Mais cette loi se heurte à un manque de candidats.

Des centaines de familles aquitaines manquent d’un accompagnant pour leur enfant. 

 

Derrière ce manque c’est tout le système de l’inclusion qui révèle ses failles.

Fin août, juste avant la rentrée, la Défenseur des droits Claire Hédon, a alerté l'Etat concernant le manque d’AESH, dans un rapport qui pointe de nombreux dysfonctionnements de l'école dite « inclusive ».

 

Un salaire peu attractif pour les AESH

Malgré une revalorisation début 2022 la grande majorité des AESH ont des contrats de 24h/semaine, pour 800 euros par mois.
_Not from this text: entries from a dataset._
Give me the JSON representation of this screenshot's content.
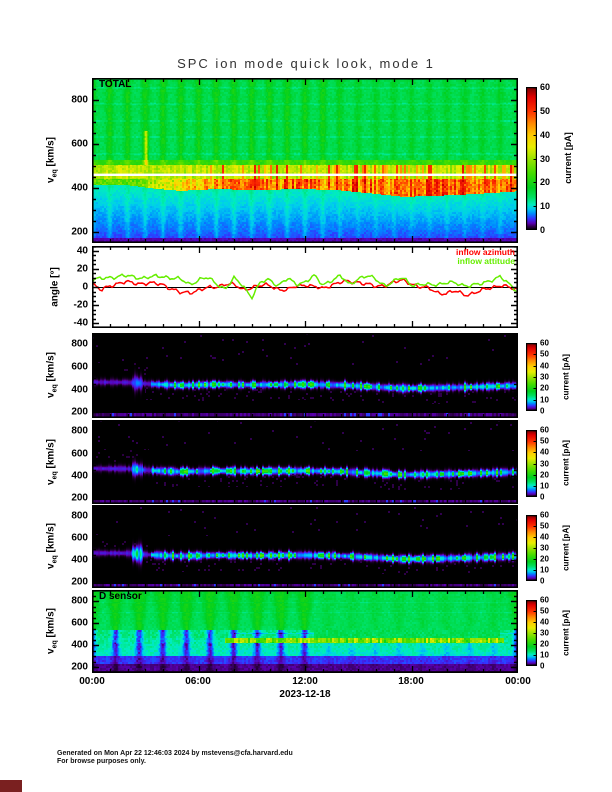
{
  "header": {
    "title": "SPC ion mode quick look, mode 1"
  },
  "footer": {
    "line1": "Generated on Mon Apr 22 12:46:03 2024 by mstevens@cfa.harvard.edu",
    "line2": "For browse purposes only."
  },
  "xaxis": {
    "tick_labels": [
      "00:00",
      "06:00",
      "12:00",
      "18:00",
      "00:00"
    ],
    "date_label": "2023-12-18",
    "range_hours": [
      0,
      24
    ],
    "major_every_hours": 6,
    "minor_every_hours": 1
  },
  "axis_labels": {
    "veq": {
      "main": "v",
      "sub": "eq",
      "unit": "[km/s]"
    }
  },
  "colors": {
    "background": "#ffffff",
    "frame": "#000000",
    "white_line": "#ffffff",
    "title_text": "#333333",
    "footer_text": "#111111",
    "corner_mark": "#7a2020",
    "azimuth_line": "#ff0000",
    "attitude_line": "#66ee00",
    "colormap_stops": [
      [
        0,
        "#000000"
      ],
      [
        1.5,
        "#2a0040"
      ],
      [
        3,
        "#5a00b0"
      ],
      [
        5,
        "#3333ff"
      ],
      [
        7,
        "#0088ff"
      ],
      [
        9,
        "#00ccee"
      ],
      [
        11,
        "#00eebb"
      ],
      [
        14,
        "#00e060"
      ],
      [
        18,
        "#00d020"
      ],
      [
        24,
        "#44dd00"
      ],
      [
        30,
        "#99e300"
      ],
      [
        35,
        "#e8ee00"
      ],
      [
        40,
        "#ffcc00"
      ],
      [
        45,
        "#ff8800"
      ],
      [
        50,
        "#ff3300"
      ],
      [
        56,
        "#e00000"
      ],
      [
        60,
        "#7a0000"
      ]
    ]
  },
  "chart_data": [
    {
      "id": "total",
      "type": "heatmap",
      "title_inset": "TOTAL",
      "ylabel": "v_eq [km/s]",
      "yticks": [
        200,
        400,
        600,
        800
      ],
      "yrange_kms": [
        150,
        900
      ],
      "colorbar": {
        "label": "current [pA]",
        "ticks": [
          0,
          10,
          20,
          30,
          40,
          50,
          60
        ],
        "range_pA": [
          0,
          60
        ]
      },
      "features": {
        "background_current_pA": 16,
        "yellow_band_kms": [
          440,
          505
        ],
        "white_line_kms": 460,
        "red_band": {
          "t_hours": [
            0,
            2,
            3.5,
            5,
            7,
            9,
            12,
            14,
            16,
            17.5,
            19,
            21,
            22.5,
            24
          ],
          "v_kms": [
            470,
            468,
            452,
            442,
            450,
            446,
            450,
            444,
            428,
            415,
            418,
            425,
            432,
            440
          ],
          "peak_current_pA": 55
        },
        "cold_below_kms": 390,
        "stripe_period_hours": 1,
        "spike_hour": 3.05
      }
    },
    {
      "id": "inflow_angles",
      "type": "line",
      "ylabel": "angle [°]",
      "yticks": [
        -40,
        -20,
        0,
        20,
        40
      ],
      "yrange_deg": [
        -45,
        45
      ],
      "zero_line_deg": 0,
      "series": [
        {
          "name": "inflow azimuth",
          "color": "#ff0000",
          "t_hours": [
            0,
            0.5,
            1,
            1.5,
            2,
            3,
            4,
            4.5,
            5,
            5.5,
            6,
            7,
            7.5,
            8,
            8.5,
            9,
            10,
            10.5,
            11,
            11.5,
            12,
            12.5,
            13,
            13.5,
            14,
            15,
            15.5,
            16,
            17,
            17.5,
            18,
            18.5,
            19,
            19.5,
            20,
            20.5,
            21,
            21.5,
            22,
            22.5,
            23,
            23.5,
            24
          ],
          "values_deg": [
            3,
            -4,
            2,
            4,
            5,
            4,
            3,
            -2,
            -7,
            -6,
            -3,
            0,
            4,
            2,
            -3,
            0,
            2,
            -2,
            -4,
            1,
            3,
            0,
            -2,
            3,
            5,
            6,
            3,
            0,
            5,
            7,
            4,
            0,
            -2,
            -6,
            -7,
            -5,
            -8,
            -7,
            -4,
            0,
            2,
            -1,
            -3
          ]
        },
        {
          "name": "inflow attitude",
          "color": "#66ee00",
          "t_hours": [
            0,
            0.5,
            1,
            2,
            3,
            4,
            5,
            5.5,
            6,
            6.5,
            7,
            7.5,
            8,
            8.5,
            9,
            9.5,
            10,
            10.5,
            11,
            11.5,
            12,
            12.5,
            13,
            13.5,
            14,
            14.5,
            15,
            15.5,
            16,
            16.5,
            17,
            17.5,
            18,
            19,
            20,
            21,
            22,
            22.5,
            23,
            23.5,
            24
          ],
          "values_deg": [
            7,
            9,
            11,
            12,
            10,
            12,
            8,
            3,
            8,
            10,
            4,
            -2,
            9,
            2,
            -11,
            5,
            8,
            2,
            9,
            3,
            6,
            12,
            2,
            8,
            12,
            2,
            10,
            12,
            8,
            2,
            6,
            10,
            3,
            2,
            5,
            2,
            3,
            8,
            12,
            2,
            -5
          ]
        }
      ]
    },
    {
      "id": "sub_spectrogram_1",
      "type": "heatmap",
      "ylabel": "v_eq [km/s]",
      "yticks": [
        200,
        400,
        600,
        800
      ],
      "yrange_kms": [
        150,
        900
      ],
      "colorbar": {
        "label": "current [pA]",
        "ticks": [
          0,
          10,
          20,
          30,
          40,
          50,
          60
        ],
        "range_pA": [
          0,
          60
        ]
      },
      "features": {
        "early_flat_band_kms": [
          455,
          490
        ],
        "bright_blob_hour": 2.5,
        "blob_strength": 4,
        "green_fraction": 0.3,
        "band_current_pA": [
          5,
          25
        ]
      }
    },
    {
      "id": "sub_spectrogram_2",
      "type": "heatmap",
      "ylabel": "v_eq [km/s]",
      "yticks": [
        200,
        400,
        600,
        800
      ],
      "yrange_kms": [
        150,
        900
      ],
      "colorbar": {
        "label": "current [pA]",
        "ticks": [
          0,
          10,
          20,
          30,
          40,
          50,
          60
        ],
        "range_pA": [
          0,
          60
        ]
      },
      "features": {
        "early_flat_band_kms": [
          455,
          490
        ],
        "bright_blob_hour": 2.5,
        "blob_strength": 7,
        "green_fraction": 0.34,
        "band_current_pA": [
          5,
          25
        ]
      }
    },
    {
      "id": "sub_spectrogram_3",
      "type": "heatmap",
      "ylabel": "v_eq [km/s]",
      "yticks": [
        200,
        400,
        600,
        800
      ],
      "yrange_kms": [
        150,
        900
      ],
      "colorbar": {
        "label": "current [pA]",
        "ticks": [
          0,
          10,
          20,
          30,
          40,
          50,
          60
        ],
        "range_pA": [
          0,
          60
        ]
      },
      "features": {
        "early_flat_band_kms": [
          455,
          490
        ],
        "bright_blob_hour": 2.5,
        "blob_strength": 10,
        "green_fraction": 0.3,
        "band_current_pA": [
          5,
          25
        ]
      }
    },
    {
      "id": "d_sensor",
      "type": "heatmap",
      "title_inset": "D sensor",
      "ylabel": "v_eq [km/s]",
      "yticks": [
        200,
        400,
        600,
        800
      ],
      "yrange_kms": [
        150,
        900
      ],
      "colorbar": {
        "label": "current [pA]",
        "ticks": [
          0,
          10,
          20,
          30,
          40,
          50,
          60
        ],
        "range_pA": [
          0,
          60
        ]
      },
      "features": {
        "wedge_period_hours": 1.33,
        "yellow_band_kms": [
          425,
          470
        ],
        "yellow_band_hours": [
          7.5,
          23.2
        ],
        "quiet_hours": [
          12.5,
          23
        ],
        "background_current_pA": 16
      }
    }
  ]
}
Ils sont pour la plupart en poste dans plusieurs établissements parfois éloignés les uns des autres.

Le rapport pointe par extension les difficultés du temps périscolaire, comme la cantine, où les intervenants sont rémunérés par les collectivités locales.

Des AESH seraient partantes pour couvrir le temps périscolaire mais on affecte quelqu'un d'autre car cela ne dépend pas du même budget et des mêmes acteurs, au détriment de l'intérêt supérieur de l'enfant qui a besoin de stabilité.

Claire Hédon, défenseur des droits

Une formation professionnelle pas au niveau

Le rapport de la Défenseure des droits recommande aussi une meilleure formation et une évaluation systématique des compétences des AESH. 

« Les accompagnants sont souvent contraints de se former eux-mêmes sur le terrain auprès des enfants et par leurs propres moyens ».

 

Un manque de formation des accompagnants, qui prive les parents  d'un appui éclairé face au handicap de leur enfant.

Maintes fois confrontée à cette impasse,  Aïcha a crée une chaine youtube et une page Facebook où elle donne des conseils autour du handicap : adapter sa maison, trouver du matériel, effectuer les démarches admiratives…

En quelques semaines, les demandes affluent. La mère de famille se retrouve débordée. 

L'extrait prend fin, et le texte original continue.